Superman vs. Man Of Steel

Filed under: Movies — bblackmoor @ 13:03

It’s no small secret that I don’t even consider Man Of Steel (2013) a Superman movie. It’s not a bad science fiction film, in the same vein as Hancock (although I prefer Hancock), but the guy in that costume is not Superman.

Superman knows right from wrong, but like Gene Roddenberry’s “Star Fleet”, he is very careful about using his power to save people from *themselves*, because he knows that it often makes things worse, and he respects the rights of individuals even if their decisions disappoint him.

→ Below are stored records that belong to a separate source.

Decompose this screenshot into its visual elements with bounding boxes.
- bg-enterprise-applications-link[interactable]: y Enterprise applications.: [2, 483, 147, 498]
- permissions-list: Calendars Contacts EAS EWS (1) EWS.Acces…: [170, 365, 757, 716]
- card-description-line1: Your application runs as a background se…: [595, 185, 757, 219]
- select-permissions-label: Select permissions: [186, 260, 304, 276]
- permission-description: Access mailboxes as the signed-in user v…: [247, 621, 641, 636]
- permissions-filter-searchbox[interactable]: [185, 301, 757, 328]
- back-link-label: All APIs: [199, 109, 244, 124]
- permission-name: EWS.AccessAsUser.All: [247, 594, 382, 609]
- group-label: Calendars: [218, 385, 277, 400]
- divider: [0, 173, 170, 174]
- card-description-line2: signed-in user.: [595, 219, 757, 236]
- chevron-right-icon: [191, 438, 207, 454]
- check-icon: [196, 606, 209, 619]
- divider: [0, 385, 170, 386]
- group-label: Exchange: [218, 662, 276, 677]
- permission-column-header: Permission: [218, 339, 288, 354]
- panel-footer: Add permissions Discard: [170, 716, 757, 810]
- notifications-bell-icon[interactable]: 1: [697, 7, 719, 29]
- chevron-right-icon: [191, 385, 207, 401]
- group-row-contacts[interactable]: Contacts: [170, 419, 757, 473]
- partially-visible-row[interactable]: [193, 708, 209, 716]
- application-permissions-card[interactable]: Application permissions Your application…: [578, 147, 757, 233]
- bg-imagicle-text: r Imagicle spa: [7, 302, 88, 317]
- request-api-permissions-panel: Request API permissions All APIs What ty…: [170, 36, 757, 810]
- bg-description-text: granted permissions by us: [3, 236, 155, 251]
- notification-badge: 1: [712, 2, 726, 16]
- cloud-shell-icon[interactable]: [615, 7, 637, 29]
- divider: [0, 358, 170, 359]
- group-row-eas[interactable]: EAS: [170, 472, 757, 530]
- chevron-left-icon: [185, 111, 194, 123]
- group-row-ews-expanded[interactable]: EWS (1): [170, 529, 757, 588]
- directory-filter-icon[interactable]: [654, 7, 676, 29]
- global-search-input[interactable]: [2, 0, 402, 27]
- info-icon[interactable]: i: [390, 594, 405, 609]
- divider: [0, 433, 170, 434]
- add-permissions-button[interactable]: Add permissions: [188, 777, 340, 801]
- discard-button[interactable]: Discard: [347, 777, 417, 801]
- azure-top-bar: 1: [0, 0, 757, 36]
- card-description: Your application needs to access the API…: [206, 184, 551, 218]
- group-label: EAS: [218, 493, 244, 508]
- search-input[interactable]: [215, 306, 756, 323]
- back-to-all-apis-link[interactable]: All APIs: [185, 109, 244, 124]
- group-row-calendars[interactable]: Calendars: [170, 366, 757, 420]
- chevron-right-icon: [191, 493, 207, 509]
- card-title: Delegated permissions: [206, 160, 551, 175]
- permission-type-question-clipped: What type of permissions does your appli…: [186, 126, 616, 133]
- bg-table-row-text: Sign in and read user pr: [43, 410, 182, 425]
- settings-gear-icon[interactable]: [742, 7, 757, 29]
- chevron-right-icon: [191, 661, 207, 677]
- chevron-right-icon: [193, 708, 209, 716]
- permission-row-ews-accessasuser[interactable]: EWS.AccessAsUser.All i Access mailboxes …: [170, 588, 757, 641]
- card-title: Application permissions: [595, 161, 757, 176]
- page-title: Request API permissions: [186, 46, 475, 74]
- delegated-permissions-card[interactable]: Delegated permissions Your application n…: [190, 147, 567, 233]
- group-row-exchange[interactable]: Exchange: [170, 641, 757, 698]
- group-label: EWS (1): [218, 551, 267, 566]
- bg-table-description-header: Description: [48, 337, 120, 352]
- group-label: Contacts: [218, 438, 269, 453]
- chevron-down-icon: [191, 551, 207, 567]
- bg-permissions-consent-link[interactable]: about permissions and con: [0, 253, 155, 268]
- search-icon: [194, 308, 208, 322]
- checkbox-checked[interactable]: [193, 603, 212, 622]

Superman has a sense of humour, and he’s easy-going. Why wouldn’t he be? He is powerful enough to deal with any ordinary problem, and there is virtually nothing that ordinary people can do to hurt him. He’s like a lumberjack in a room full of puppies and kittens (we’re the puppies and kittens).

Above all, Superman cares. That’s why he fights corruption as reporter Clark Kent — contrary to what some people have claimed, Clark Kent is not the disguise. Clark Kent is who Superman *is* — a man raised by decent people, who cares about others, and who wants to help make the world a better place.

He also just happens to have the powers of a god.